Thursday, September 12, 2013

Lazy Lists

Let's talk about laziness. No, let's not just talk about being lazy - let's do something about it. Let's be lazy.

There's a common pattern that I use in Android programming where I will create objects lazily, especially when these objects will not necessarily or frequently be needed at runtime. This is especially true for code that I write for the Android framework, where we like to be as lean as possible and leave more memory available for the system and the application.

Often, these objects are collections. My personal favorite is ArrayList (ever since I moved on years ago from the original, but somewhat crusty, Vector class), although I am also known to use Hashmap for those key/value pair situations (especially after I got used to ActionScript's paradigm of everything-is-a-hashmap).

Of course, you can't simply start poking into a lazily-created collection willy-nilly, unless you're a big fan of NullPointerExceptions. So you need to first check whether the thing is null, and then create it as necessary. Similarly, if you're removing an item from the collection, you might want to check if it's now empty and reset the field to null again.

None of this is difficult... but it is tedious. And it tends to bloat the code that you have to read and write and maintain all over the place. And it's exactly the kind of thing that is easy to get wrong because your mind just blurs over the repeated pattern like it's yet another pile of dirty laundry next to the bed.

So I wondered if there was a way I could encapsulate the behavior I wanted to make my laziness easier, simpler, and more readable. And it turns out there was such a way (or else this would be a very short article that would have ended right around... now).

But first, let's look at the problem a bit more, to understand what we're trying to fix.
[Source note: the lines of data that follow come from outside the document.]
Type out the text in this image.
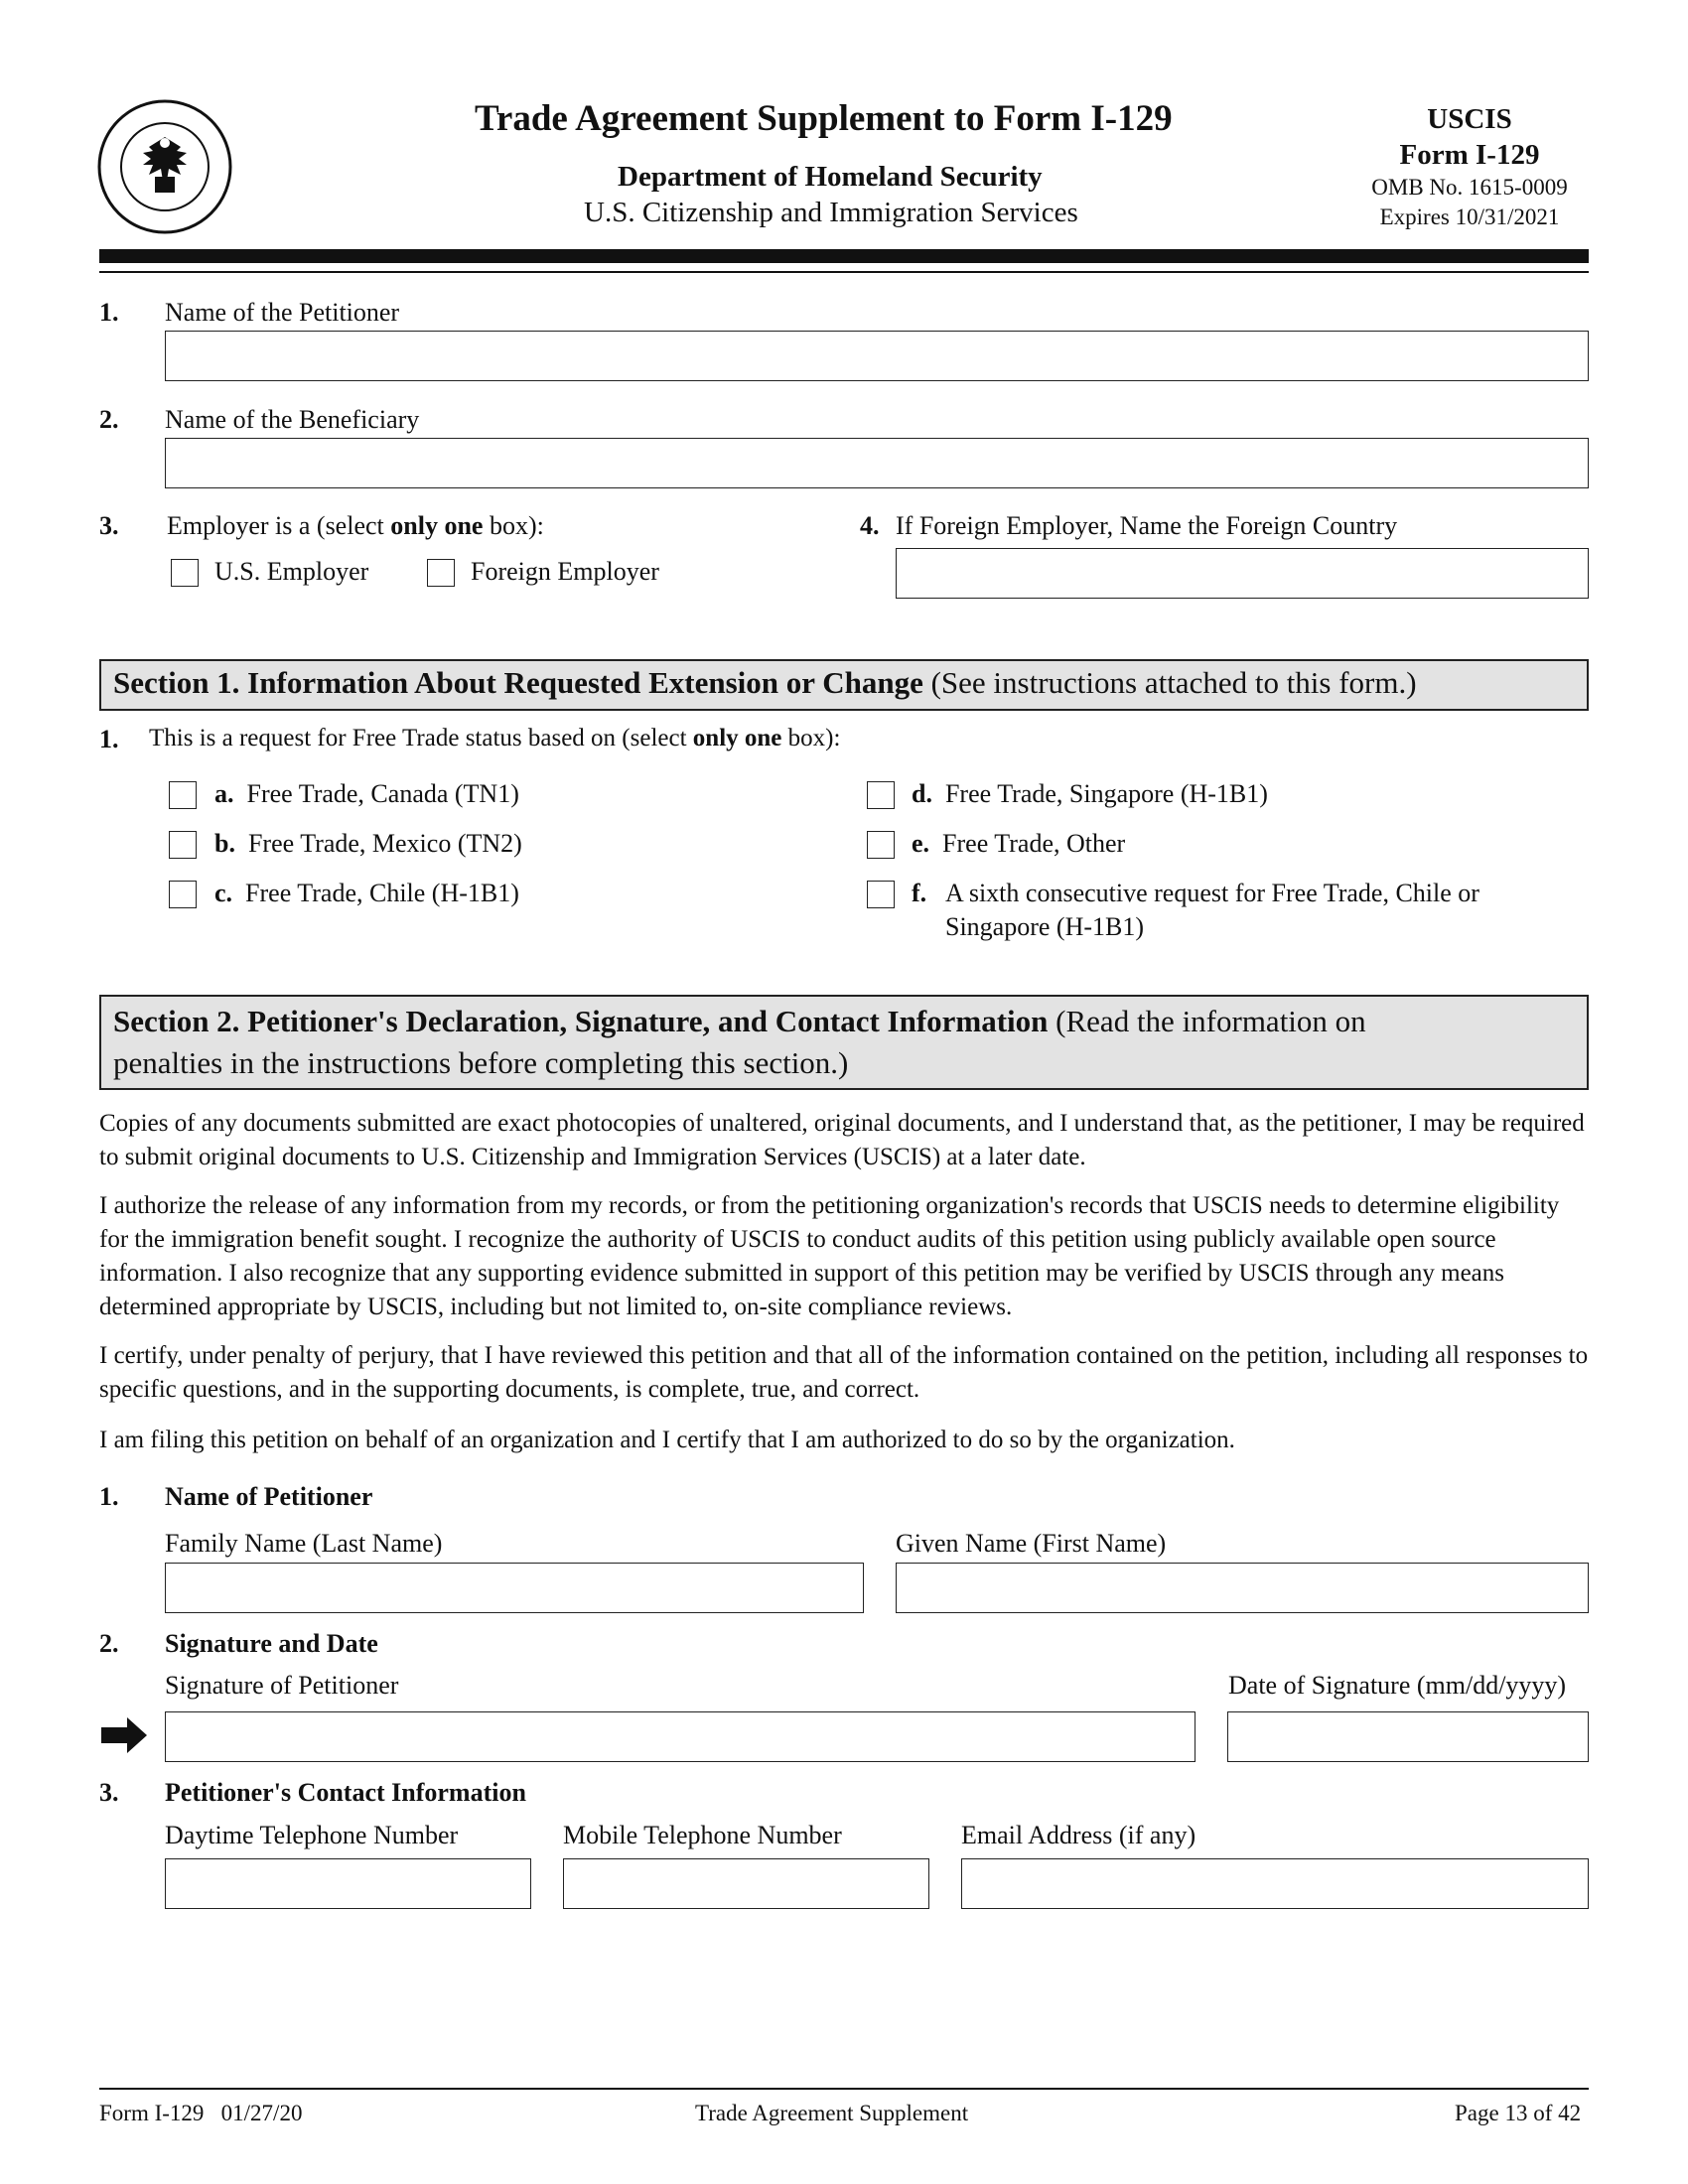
Trade Agreement Supplement to Form I-129
Department of Homeland Security
U.S. Citizenship and Immigration Services
USCIS
Form I-129
OMB No. 1615-0009
Expires 10/31/2021
1. Name of the Petitioner
2. Name of the Beneficiary
3. Employer is a (select only one box):
U.S. Employer	Foreign Employer
4. If Foreign Employer, Name the Foreign Country
Section 1. Information About Requested Extension or Change (See instructions attached to this form.)
1. This is a request for Free Trade status based on (select only one box):
a. Free Trade, Canada (TN1)
b. Free Trade, Mexico (TN2)
c. Free Trade, Chile (H-1B1)
d. Free Trade, Singapore (H-1B1)
e. Free Trade, Other
f. A sixth consecutive request for Free Trade, Chile or
Singapore (H-1B1)
Section 2. Petitioner's Declaration, Signature, and Contact Information (Read the information on
penalties in the instructions before completing this section.)
Copies of any documents submitted are exact photocopies of unaltered, original documents, and I understand that, as the petitioner, I may be required to submit original documents to U.S. Citizenship and Immigration Services (USCIS) at a later date.
I authorize the release of any information from my records, or from the petitioning organization's records that USCIS needs to determine eligibility for the immigration benefit sought. I recognize the authority of USCIS to conduct audits of this petition using publicly available open source information. I also recognize that any supporting evidence submitted in support of this petition may be verified by USCIS through any means determined appropriate by USCIS, including but not limited to, on-site compliance reviews.
I certify, under penalty of perjury, that I have reviewed this petition and that all of the information contained on the petition, including all responses to specific questions, and in the supporting documents, is complete, true, and correct.
I am filing this petition on behalf of an organization and I certify that I am authorized to do so by the organization.
1. Name of Petitioner
Family Name (Last Name)	Given Name (First Name)
2. Signature and Date
Signature of Petitioner	Date of Signature (mm/dd/yyyy)
3. Petitioner's Contact Information
Daytime Telephone Number	Mobile Telephone Number	Email Address (if any)
Form I-129   01/27/20	Trade Agreement Supplement	Page 13 of 42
I have a class called LazyLists with a couple of List fields and some methods for adding and removing items of various types. First, there are the fields:

List<Integer> intList = null;
List<Float> floatList = null;

Then there are add/remove fields for the int/float types I care about:

public void addItem(int item) {
    if (intList == null) {
        intList = new ArrayList();
    }
    if (!intList.contains(item)) {
        intList.add(item);
    }
}

public void removeItem(int item) {
    if (intList != null) {
        intList.remove((Object) item);
        if (intList.isEmpty()) {
            intList = null;
        }
    }
}

public void addItem(float item) {
    if (floatList == null) {
        floatList = new ArrayList();
    }
    if (!floatList.contains(item)) {
        floatList.add(item);
    }
}

public void removeItem(float item) {
    if (floatList != null) {
        floatList.remove(item);
        if (floatList.isEmpty()) {
            floatList = null;
        }
    }
}

There are a few things to notice about these methods:
  • There's all of that boilerplate code I mentioned before that lazily creates and nulls out the appropriate list based on the state of the list at the time. This is what we'd like to clean up, since this code is repeated as many times as we have to access these list fields.
  • I run a uniqueness check in the addItem() methods because it suits me; I only want to add unique items, not the same items over and over. That's kind of a detail that's specific to my situation, but produces more boilerplate that I'd love to get rid of.
  • There an interesting nuance to the int variation of removeItem(). Do you see it? It's the cast to Object prior to removing the item from intList. This is because of the awkward crossover between primitive types (int, float, etc.) and Object types (Integer, Float, etc.) in Java. There are actually two remove() methods on List, one that takes an int and one that takes an Integer. The one that takes an int removes the item at that index, whereas the Integer variant removes that item itself. That's a pretty huge distinction. And maybe it's well-known to you if you've worked with Lists and ints, but I hit it when working on this example, and thought it was interesting enough to call out.
Anyway, moving on.

We can call the methods above and produce lists that dynamically change with the items that we add/remove. For example, this code creates the class, adds items to the two lists, and removes those items:

LazyLists lists = new LazyLists();
lists.addItem(0);
lists.addItem(1f);
lists.removeItem(0);
lists.removeItem(1f);

Adding a bit of tracing code gives us this output:

starting lists = null, null
populated lists = [0], [1.0]
ending lists = null, null

So there's not too much cruft above, but I figure the second time I'm repeating the same code, I should think about refactoring it in a way that avoids the repetition. And it's easy to imagine that there might be several places in real code that wants to add/remove items, or several different types going into several different types of collections. Then it's easy to see the little bits of repeated code above bloating into more than you might want to manage in the long haul.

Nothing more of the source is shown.